After the deposition of Haile Selassie in 1974, which ended the ancient rule of the Abyssinian monarchy, Ryszard Kapuściński travelled to Ethiopia and sought out surviving courtiers to tell their stories. Here, their eloquent and ironic voices depict the lavish, corrupt world they had known – from the rituals, hierarchies and intrigues at court to the vagaries of a ruler who maintained absolute power over his impoverished people. They describe his inexorable downfall as the Ethiopian military approach, strange omens appear in the sky and courtiers vanish, until only the Emperor and his valet remain in the deserted palace, awaiting their fate. Dramatic and mesmerising, The Emperor is one of the great works of reportage and a haunting epitaph on the last moments of a dying regime.
Ethiopia was brought to the world’s attention by both Jonathan Dimbleby’s The Unknown Famine (which brought pressure and condemnation to the Selassie regime from the international community) and the original Live Aid concerts. The former is an imperative moment in this emotive book.
Kapuściński planned this as the first part of a prospective trilogy depicting the fall of the three rulers, the other two being the fall of the Pahlavi the last Shah of Iran and a third book that never made it to publication – owing to perestroika – exploring the eventual downfall of Idi Amin.
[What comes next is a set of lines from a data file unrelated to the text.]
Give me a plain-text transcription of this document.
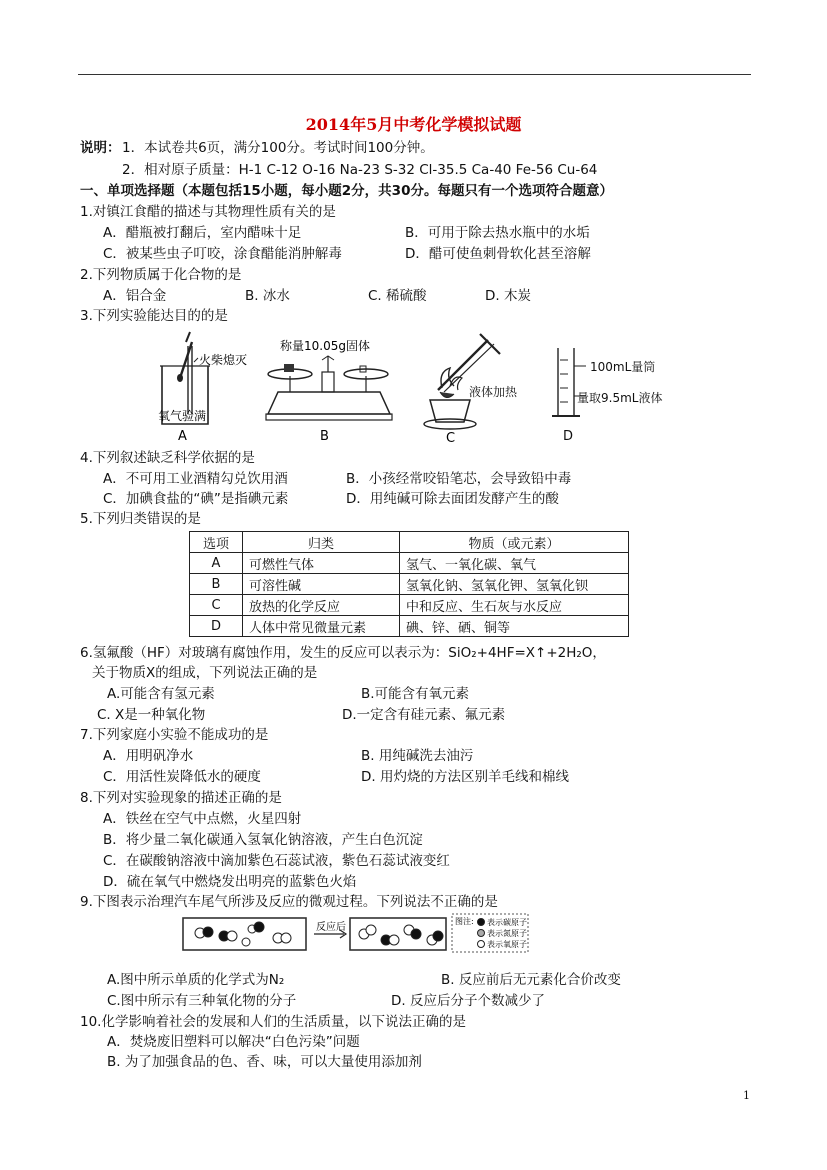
2014年5月中考化学模拟试题
说明： 1．本试卷共6页，满分100分。考试时间100分钟。
2．相对原子质量：H-1 C-12 O-16 Na-23 S-32 Cl-35.5 Ca-40 Fe-56 Cu-64
一、单项选择题（本题包括15小题，每小题2分，共30分。每题只有一个选项符合题意）
1.对镇江食醋的描述与其物理性质有关的是
A．醋瓶被打翻后，室内醋味十足	B．可用于除去热水瓶中的水垢
C．被某些虫子叮咬，涂食醋能消肿解毒	D．醋可使鱼刺骨软化甚至溶解
2.下列物质属于化合物的是
A．铝合金	B. 冰水	C. 稀硫酸	D. 木炭
3.下列实验能达目的的是
火柴熄灭
氧气验满
A
称量10.05g固体
B	C
液体加热
100mL量筒
量取9.5mL液体
D
4.下列叙述缺乏科学依据的是
A．不可用工业酒精勾兑饮用酒	B．小孩经常咬铅笔芯，会导致铅中毒
C．加碘食盐的“碘”是指碘元素	D．用纯碱可除去面团发酵产生的酸
5.下列归类错误的是
选项	归类	物质（或元素）
A	可燃性气体	氢气、一氧化碳、氧气
B	可溶性碱	氢氧化钠、氢氧化钾、氢氧化钡
C	放热的化学反应	中和反应、生石灰与水反应
D	人体中常见微量元素	碘、锌、硒、铜等
6.氢氟酸（HF）对玻璃有腐蚀作用，发生的反应可以表示为：SiO₂+4HF=X↑+2H₂O，
关于物质X的组成，下列说法正确的是
A.可能含有氢元素	B.可能含有氧元素
C. X是一种氧化物	D.一定含有硅元素、氟元素
7.下列家庭小实验不能成功的是
A．用明矾净水	B. 用纯碱洗去油污
C．用活性炭降低水的硬度	D. 用灼烧的方法区别羊毛线和棉线
8.下列对实验现象的描述正确的是
A．铁丝在空气中点燃，火星四射
B．将少量二氧化碳通入氢氧化钠溶液，产生白色沉淀
C．在碳酸钠溶液中滴加紫色石蕊试液，紫色石蕊试液变红
D．硫在氧气中燃烧发出明亮的蓝紫色火焰
9.下图表示治理汽车尾气所涉及反应的微观过程。下列说法不正确的是
反应后
图注: 表示碳原子
表示氮原子
表示氧原子
A.图中所示单质的化学式为N₂	B. 反应前后无元素化合价改变
C.图中所示有三种氧化物的分子	D. 反应后分子个数减少了
10.化学影响着社会的发展和人们的生活质量，以下说法正确的是
A．焚烧废旧塑料可以解决“白色污染”问题
B. 为了加强食品的色、香、味，可以大量使用添加剂
1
As a journalist, Mr K. took it upon himself to risk visiting the remnants of the old royal court hidden away for fear of reprisals all around Addis Ababa. Through their eyes we enter an archaic world of paranoia, competition and sycophancy, where constant palace maneuverings and the gaining of power are more important than the running of the country which is polluted by corrupt officials and a poverty-stricken populace.
Haile Selassie was treated as if he was a God, he played a cunning and repulsive game of division through inter court machinations in order for his rule to be properly cemented and go unchallenged. Whilst the fawning went on, there was little in the way of reform unless it becomes necessary to appease the masses. The opulence of the courtiers when contrasted with the rest of the country makes for a terribly sickening side by side with those images of famine victims we remember so vividly.
The first part of the book depicts Sallasie’s daily routine, interspersed with remembrances and not only it’s a powerful and eye-opening introduction to the sovereign and his administration. Most striking are the phrases Kapuściński says were used to describe the Emperor – his most exalted majesty, supreme majesty, his magnanimous highness, most extraordinary majesty etc – which are cringeworthy but are still with us in a less overt extent in today’s society. These are most likely affectations added by the author allowing the reader to imagine a far off place laced with myth rather than part of daily court life, the irony of these phrases as the book goes on will not be lost on the reader.
The further two parts show stability slipping as coups threaten the power base and the obsession with holding onto influence ratchets up quickly. The gulf between the upper and lower classes showed how remote the ‘high ups’ were from both sanity and understand the living standards and quality of life of those around them. The blind rewarding of loyalty to this backdrop and the sheer manipulation of the population are both bewildering, even a stagnant regime has to change, reform and embrace new ideas, yet this one simply showcased its inability to do so, even in the face of the horror of famine and destruction. And yet this was only fifty odd years ago.
When the inevitable happens, there is a double meaning as the protracted downfall is almost a hidden to message to the Polish and other readers behind the Iron Curtain as it shows an underlining of the politics of a decaying reign and the resulting ridiculous propaganda that stems from desperation. It is impressive that something that could be considered so subversive was allowed past the Soviet censors.
For all of this though, there is a question over the way K. chronicles his finds. The reader puts their trust in the journalist yet some things are unreliable, this should not detract too much from what it does give us outside of its narrative issues but it will make one wish to research more into the murky world of the Ethiopian court and the disparities throughout that country. The ambiguities of fact are something that we should always question, nevertheless this is a very compulsive if frequently nauseating read, despite the small inconsistencies and not only educates on a torrid era for the country but also an underlining of what happens when a small band of people are left with most of the wealth.